Варенька подошла к дивану и, приняв прежнюю позу, вложила свою ладошку в мою ладонь. Пальцы ее дрогнули.

- Простите меня, - сказала она. – Наверное, вы правы. Все равно это когда-нибудь будет. Я знаю, я чувствую. Я это сразу поняла, когда вас увидела. Но – можно? – не сейчас…

- Можно, - ответил я. – Христос воскрес?

- Воскрес, - согласилась Варенька.

Мы поцеловались и легли рядом на тесном диванчике.
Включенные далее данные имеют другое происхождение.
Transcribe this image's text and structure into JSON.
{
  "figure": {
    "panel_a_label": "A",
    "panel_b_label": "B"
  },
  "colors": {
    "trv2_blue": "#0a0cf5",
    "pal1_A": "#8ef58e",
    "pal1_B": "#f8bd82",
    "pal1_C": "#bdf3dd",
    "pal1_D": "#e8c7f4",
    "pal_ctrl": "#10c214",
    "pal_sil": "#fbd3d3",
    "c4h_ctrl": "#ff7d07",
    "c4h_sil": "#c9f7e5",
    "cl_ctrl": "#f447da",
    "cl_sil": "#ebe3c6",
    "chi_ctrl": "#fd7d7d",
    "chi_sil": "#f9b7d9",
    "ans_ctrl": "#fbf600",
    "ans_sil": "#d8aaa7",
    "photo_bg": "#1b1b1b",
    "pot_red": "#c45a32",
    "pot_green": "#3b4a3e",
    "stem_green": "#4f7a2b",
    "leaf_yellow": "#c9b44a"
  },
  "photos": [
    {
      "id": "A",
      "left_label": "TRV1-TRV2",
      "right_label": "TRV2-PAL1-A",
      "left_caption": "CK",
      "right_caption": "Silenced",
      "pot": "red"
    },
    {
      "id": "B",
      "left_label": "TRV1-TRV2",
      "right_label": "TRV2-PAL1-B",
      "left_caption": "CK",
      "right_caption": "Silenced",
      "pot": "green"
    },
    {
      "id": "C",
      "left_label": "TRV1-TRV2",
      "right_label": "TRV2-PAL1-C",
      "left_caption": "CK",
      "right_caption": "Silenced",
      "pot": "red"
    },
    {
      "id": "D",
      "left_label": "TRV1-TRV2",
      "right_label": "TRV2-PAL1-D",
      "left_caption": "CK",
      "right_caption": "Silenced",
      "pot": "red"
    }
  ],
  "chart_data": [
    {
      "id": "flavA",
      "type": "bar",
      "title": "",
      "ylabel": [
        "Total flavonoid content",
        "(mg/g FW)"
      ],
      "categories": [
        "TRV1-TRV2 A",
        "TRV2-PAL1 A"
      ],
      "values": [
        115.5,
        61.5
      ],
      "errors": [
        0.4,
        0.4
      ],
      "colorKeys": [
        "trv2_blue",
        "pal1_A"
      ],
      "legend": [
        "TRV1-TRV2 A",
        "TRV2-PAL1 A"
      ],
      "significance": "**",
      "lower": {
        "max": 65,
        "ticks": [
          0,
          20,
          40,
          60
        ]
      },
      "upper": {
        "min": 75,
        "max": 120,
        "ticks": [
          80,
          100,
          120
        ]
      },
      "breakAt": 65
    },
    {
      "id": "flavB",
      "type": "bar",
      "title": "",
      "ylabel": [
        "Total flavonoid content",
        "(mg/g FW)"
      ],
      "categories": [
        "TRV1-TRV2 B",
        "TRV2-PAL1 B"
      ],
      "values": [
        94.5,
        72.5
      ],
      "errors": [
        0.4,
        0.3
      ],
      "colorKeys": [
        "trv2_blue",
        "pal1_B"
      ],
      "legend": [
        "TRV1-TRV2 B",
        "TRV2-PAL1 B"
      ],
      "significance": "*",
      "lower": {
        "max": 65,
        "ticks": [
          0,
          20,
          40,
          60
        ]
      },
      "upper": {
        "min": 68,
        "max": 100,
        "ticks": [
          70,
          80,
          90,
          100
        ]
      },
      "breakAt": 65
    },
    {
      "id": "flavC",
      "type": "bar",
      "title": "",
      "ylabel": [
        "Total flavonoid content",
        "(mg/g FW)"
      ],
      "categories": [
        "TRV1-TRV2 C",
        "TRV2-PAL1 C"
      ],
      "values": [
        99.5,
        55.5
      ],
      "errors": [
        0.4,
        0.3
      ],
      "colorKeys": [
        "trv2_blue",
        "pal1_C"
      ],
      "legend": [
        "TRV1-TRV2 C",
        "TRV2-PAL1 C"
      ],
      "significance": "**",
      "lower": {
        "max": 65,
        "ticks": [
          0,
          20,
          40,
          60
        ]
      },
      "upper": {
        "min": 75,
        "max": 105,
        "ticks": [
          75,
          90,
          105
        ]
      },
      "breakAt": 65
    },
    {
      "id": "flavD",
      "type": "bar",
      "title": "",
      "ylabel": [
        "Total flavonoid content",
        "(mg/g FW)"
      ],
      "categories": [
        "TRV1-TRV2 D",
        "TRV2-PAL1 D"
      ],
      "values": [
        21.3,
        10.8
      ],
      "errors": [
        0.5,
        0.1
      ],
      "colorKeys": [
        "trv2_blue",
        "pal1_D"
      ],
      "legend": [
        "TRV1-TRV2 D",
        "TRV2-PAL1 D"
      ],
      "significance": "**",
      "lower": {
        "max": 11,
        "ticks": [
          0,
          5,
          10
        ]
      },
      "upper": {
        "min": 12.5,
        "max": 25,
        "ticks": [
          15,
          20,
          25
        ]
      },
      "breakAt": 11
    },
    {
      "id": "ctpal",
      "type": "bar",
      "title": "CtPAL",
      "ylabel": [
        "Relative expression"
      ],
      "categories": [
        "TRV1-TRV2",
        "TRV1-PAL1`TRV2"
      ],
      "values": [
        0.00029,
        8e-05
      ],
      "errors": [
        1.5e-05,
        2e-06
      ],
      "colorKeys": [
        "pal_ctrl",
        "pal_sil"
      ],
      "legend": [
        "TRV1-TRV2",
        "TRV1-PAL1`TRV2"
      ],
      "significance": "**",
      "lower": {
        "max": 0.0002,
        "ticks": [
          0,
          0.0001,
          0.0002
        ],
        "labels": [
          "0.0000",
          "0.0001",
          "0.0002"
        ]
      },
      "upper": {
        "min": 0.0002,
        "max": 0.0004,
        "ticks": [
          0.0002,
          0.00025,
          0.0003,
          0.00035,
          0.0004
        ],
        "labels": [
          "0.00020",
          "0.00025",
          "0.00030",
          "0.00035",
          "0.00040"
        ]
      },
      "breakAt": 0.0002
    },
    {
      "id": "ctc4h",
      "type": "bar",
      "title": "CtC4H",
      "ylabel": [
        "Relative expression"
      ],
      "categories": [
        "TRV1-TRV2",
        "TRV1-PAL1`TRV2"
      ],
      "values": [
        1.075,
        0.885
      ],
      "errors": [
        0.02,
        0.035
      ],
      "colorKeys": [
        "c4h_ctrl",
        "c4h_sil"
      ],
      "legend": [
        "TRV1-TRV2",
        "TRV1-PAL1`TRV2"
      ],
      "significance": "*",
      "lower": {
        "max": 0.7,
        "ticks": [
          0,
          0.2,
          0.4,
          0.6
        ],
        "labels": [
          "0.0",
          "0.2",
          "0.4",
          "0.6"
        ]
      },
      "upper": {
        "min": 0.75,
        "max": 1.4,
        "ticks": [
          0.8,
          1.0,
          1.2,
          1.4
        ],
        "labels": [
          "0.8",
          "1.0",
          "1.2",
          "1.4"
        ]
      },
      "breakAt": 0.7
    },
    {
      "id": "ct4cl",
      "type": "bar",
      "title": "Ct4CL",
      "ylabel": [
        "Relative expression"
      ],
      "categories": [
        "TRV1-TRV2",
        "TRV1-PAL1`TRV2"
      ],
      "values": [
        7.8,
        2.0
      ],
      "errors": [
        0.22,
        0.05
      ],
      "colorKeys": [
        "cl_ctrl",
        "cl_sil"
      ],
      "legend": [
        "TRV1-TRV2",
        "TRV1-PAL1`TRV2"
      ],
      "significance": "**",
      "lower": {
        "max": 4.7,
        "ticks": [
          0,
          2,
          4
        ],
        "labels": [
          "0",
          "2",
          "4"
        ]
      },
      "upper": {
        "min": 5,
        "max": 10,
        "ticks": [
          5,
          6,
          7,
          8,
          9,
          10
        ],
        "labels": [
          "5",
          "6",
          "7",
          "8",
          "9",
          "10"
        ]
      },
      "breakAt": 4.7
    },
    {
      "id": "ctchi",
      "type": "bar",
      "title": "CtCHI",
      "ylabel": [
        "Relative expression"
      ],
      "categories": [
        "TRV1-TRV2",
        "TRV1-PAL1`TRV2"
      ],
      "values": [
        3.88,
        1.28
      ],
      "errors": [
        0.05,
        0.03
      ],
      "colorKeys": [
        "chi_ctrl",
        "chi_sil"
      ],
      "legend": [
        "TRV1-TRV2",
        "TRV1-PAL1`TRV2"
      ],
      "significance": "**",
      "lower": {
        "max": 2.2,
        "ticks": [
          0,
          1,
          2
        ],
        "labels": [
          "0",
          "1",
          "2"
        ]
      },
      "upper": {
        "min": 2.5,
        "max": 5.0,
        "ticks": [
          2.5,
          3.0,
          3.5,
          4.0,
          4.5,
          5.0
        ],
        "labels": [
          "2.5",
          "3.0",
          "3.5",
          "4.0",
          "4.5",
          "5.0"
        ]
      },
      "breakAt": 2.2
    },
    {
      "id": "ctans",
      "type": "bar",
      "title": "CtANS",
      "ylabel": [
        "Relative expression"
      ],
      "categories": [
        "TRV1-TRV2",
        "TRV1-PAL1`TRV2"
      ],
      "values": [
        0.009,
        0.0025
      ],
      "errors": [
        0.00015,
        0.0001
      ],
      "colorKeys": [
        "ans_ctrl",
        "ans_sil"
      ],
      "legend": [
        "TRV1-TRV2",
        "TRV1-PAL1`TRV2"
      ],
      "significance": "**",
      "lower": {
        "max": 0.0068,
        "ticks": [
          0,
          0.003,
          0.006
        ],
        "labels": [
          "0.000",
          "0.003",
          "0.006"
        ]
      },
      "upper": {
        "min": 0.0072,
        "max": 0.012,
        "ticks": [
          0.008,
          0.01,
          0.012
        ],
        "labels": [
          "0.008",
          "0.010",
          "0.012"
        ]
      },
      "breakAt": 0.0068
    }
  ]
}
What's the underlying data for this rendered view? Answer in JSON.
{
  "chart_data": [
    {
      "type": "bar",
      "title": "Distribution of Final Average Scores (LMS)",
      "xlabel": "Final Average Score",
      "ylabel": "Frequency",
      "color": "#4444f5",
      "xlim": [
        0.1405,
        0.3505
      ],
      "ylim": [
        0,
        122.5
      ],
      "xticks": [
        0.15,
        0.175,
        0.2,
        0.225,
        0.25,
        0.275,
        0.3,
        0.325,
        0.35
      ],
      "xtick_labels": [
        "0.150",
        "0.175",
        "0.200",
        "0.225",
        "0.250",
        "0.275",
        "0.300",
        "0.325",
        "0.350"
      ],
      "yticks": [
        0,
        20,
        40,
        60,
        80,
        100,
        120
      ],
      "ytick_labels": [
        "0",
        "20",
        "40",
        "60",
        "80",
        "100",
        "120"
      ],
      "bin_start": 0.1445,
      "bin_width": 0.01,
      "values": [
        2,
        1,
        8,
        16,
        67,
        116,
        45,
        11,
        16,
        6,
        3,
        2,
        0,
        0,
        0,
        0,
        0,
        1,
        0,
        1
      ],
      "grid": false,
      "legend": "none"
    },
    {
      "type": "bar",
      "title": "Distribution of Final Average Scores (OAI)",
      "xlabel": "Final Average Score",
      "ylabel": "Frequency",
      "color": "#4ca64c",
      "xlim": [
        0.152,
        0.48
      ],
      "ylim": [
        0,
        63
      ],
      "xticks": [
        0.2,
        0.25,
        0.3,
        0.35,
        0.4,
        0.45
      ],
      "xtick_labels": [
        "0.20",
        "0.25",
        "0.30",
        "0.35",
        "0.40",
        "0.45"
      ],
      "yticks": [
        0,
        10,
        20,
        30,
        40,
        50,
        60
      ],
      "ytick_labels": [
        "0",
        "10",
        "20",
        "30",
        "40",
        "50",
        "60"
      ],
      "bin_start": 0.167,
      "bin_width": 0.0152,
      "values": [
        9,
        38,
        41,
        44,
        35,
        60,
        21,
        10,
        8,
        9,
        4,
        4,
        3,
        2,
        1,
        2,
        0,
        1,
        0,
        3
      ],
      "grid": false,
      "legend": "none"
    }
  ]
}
Скоро она закрыла глаза и уснула, а я внимательно разглядывал трещинку на ее нижней губе и осторожно гладил рассыпанные по подлокотнику волосы. Боль, действительно, уходила. И потому, когда возвратившиеся с кладбища вошли в квартиру, я только нежнее прижал Вареньку к себе и плотнее сомкнул веки, позавидовав тому, что она спит…


Через три месяца мы переехали в теплый домик в Средней полосе. Прошло пять лет. Я закончил книгу о проходимце. И в этот же год, по весне, когда весь сад был осыпан лепестками отцветших вишен, Аня с Варенькой ушли из дома, не объяснившись. Ушли навсегда. Я не знаю, где они, до сих пор, как не знаю о трещине на стекле – цела ли она? От них не осталось ни боли, ни фотографии. Есть никем нечитанный роман – временный памятник большой нелюбви. И я – тот, которого спасать уже не от кого.